Избранные сочинения в пяти томах. Том 3 - стр. 69
– Какой ты, водовоз, умник! Одного только в толк не возьму, почему ты всю жизнь при таком уме воду возишь?
– Уже не вожу, ваше благородье.
– Ну, возил… Почему?
– Потому что вода, как и жажда, никогда не кончается.
– Почему же ты, Шмуле-Сендер, не торгуешь воздухом?
– Как можно, ваше благородье, торговать тем, чем дышишь.
– Хват! Ей-богу, хват!
Нестерович достает из ящика обшарпанного дубового стола письмо со штемпелем, вертит в руке, словно взвешивает, и с какой-то почти церковной торжественностью протягивает, как облатку, терпеливому Эфраиму.
– С тебя причитается. Но ты лучше слово дай… Слово дороже денег… – говорит почтарь.
Письмо дрожит в руке Эфраима, и сама рука дрожит, а может, все вокруг дрожит от старости, от нестерпимой голубизны, от предвкушения мимолетной радости, спрятавшей в белый листок свое голубиное крыло. Эфраим слушает Ардальона Игнатьевича, и ему, несчастному отцу, кажется, будто он не письмо держит, а руку Церты, и рука дочери, такая похожая на руку любимицы Леи, тоже дрожит мелкой и благодарной дрожью, и Эфраим гадает по руке, как по письму, и далекое приближается, и тайна перестает быть тайной.
– Дай слово, что сделаешь памятник Лукерье Пантелеймоновне…
– Ваше благородье, я православным не делаю…
– А что, раз православный, значит, не человек?
– Человек.
– А ведь моя Лукерья вас, евреев, любила!
И Ардальон Игнатьевич принимается расписывать достоинства своей покойной супруги. Ангелом была, чистым ангелом. Вот и изобрази на камне серафима или там херувима. Пусть летает, каменный, по кладбищу. Ну, ежели ангела не можешь, Эфраим, то какую-нибудь поникшую березку… Лукерья Пантелеймоновна из-под Вязьмы. А там, Эфраим, знаешь, сколько берез.

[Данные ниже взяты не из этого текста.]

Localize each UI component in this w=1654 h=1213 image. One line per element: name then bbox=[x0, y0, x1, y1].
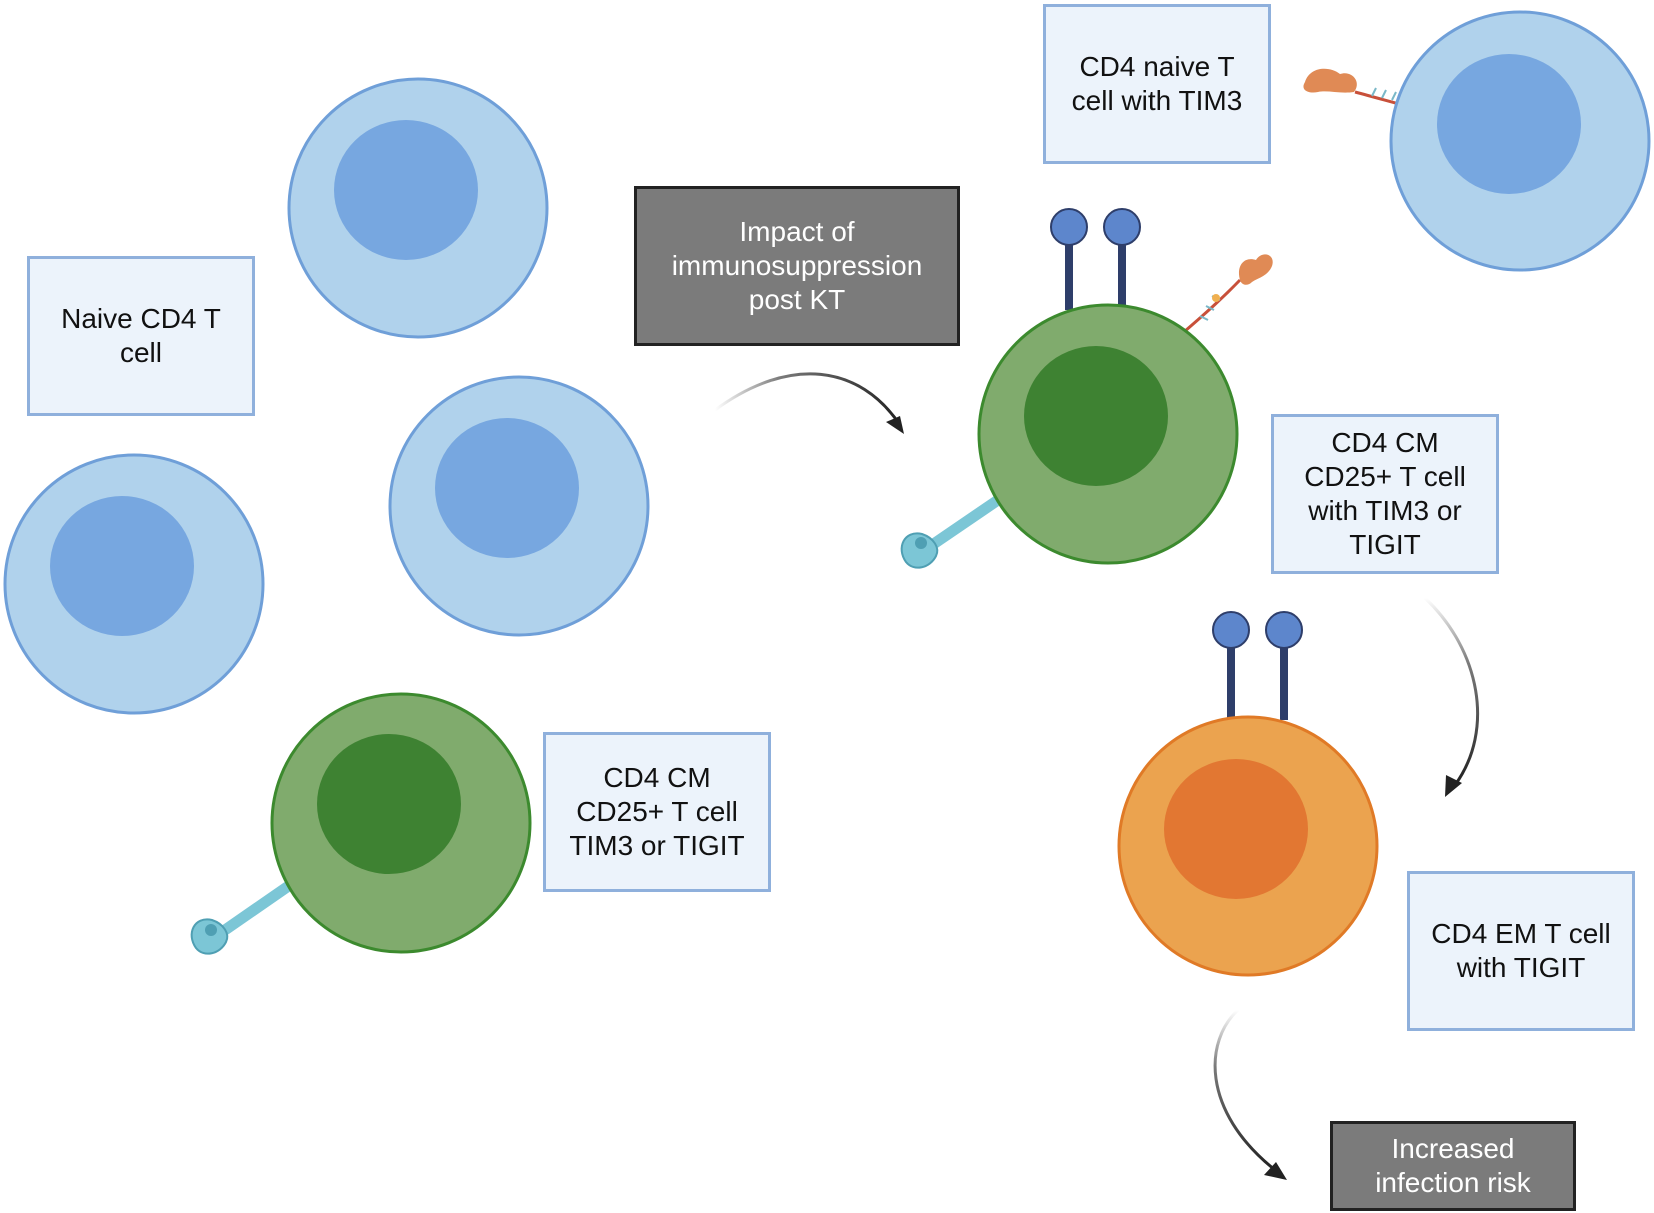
naive-t-cell-icon bbox=[3, 453, 265, 715]
naive-t-cell-icon bbox=[388, 375, 650, 637]
arrow-to-em-cell bbox=[1423, 596, 1480, 797]
cd4-cm-with-tim3-tigit-label: CD4 CM CD25+ T cell with TIM3 or TIGIT bbox=[1271, 414, 1499, 574]
arrow-to-infection-risk bbox=[1213, 1008, 1287, 1180]
infection-risk-label: Increased infection risk bbox=[1330, 1121, 1576, 1211]
tigit-receptor-icon bbox=[190, 879, 296, 955]
arrow-to-cm-cell bbox=[714, 372, 904, 434]
cd4-cm-tim3-tigit-label: CD4 CM CD25+ T cell TIM3 or TIGIT bbox=[543, 732, 771, 892]
em-t-cell-icon bbox=[1117, 715, 1379, 977]
cm-t-cell-icon bbox=[270, 692, 532, 954]
cd25-receptor-icon bbox=[1050, 208, 1141, 310]
cm-t-cell-icon bbox=[977, 303, 1239, 565]
cd4-em-tigit-label: CD4 EM T cell with TIGIT bbox=[1407, 871, 1635, 1031]
cd25-receptor-icon bbox=[1212, 611, 1303, 720]
tim3-receptor-icon bbox=[1173, 254, 1273, 342]
naive-cd4-label: Naive CD4 T cell bbox=[27, 256, 255, 416]
naive-t-cell-icon bbox=[1389, 10, 1651, 272]
naive-t-cell-icon bbox=[287, 77, 549, 339]
tigit-receptor-icon bbox=[900, 494, 1004, 569]
cd4-naive-tim3-label: CD4 naive T cell with TIM3 bbox=[1043, 4, 1271, 164]
immunosuppression-impact-label: Impact of immunosuppression post KT bbox=[634, 186, 960, 346]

Там берез больше, чем евреев на Руси, ей-богу.
Старик Эфраим кивает – мол, будет вам, ваше благородье; березка будет; вскрывает письмо и, косясь, как кошка на сметану, начинает читать.
– Читай, читай, – подбадривает его почтарь. – А мы со Шмуле-Сендером покалякаем. – Нестерович тычет кулаком водовозу в бок. – Не поверишь, твой сынок мне нынче приснился. Приехал из Америки и всем в округе часы золотые подарил… Со звоном… Открываешь крышку, а они динь-динь… динь-динь…
Диньканье Ардальона Игнатьевича мешает Эфраиму, он не может сосредоточиться, смысл письма ускользает от него, и он снова и снова спускается по шаткой лесенке строк сверху вниз, и чем ниже блуждает взгляд, тем темней и тягостней становится на душе.
Нестерович продолжает стрекотать про свой сон. Он, видно, придумал его в угоду Шмуле-Сендеру, от тоски. На самом деле Ардальону Игнатьевичу снилось (если снилось) другое, не Америка вовсе, не удачливый Берл, а что-то свое, родное, Катюша или Иван на персидской границе, пригрезились, наверно, родина, Беларусь, река Сож и сосновая роща над ней. Но кого удивишь родиной, рекой, сосновой рощей? Вот американские часы со звоном!., из чистого золота!., динь-динь-динь!..
«Ты за меня, отец, не беспокойся. У нас все есть. На жизнь, слава богу, хватает, – читает Эфраим. – Заработаю на дорогу, и летом с Давидом приедем к тебе в гости… А может, не в гости. Может, навсегда».
Почему летом? Почему не сейчас, думает старик Эфраим. Он вышлет ей деньги, те самые, которые ему посылает Шахна, пусть только не мешкает.
«Давид все время спрашивает о тебе – есть ли у деда мама, папа, умеешь ли ты говорить по-русски… мы дома говорим по-русски… я рассказываю ему про Литву, про Неман, про Мишкине и плачу».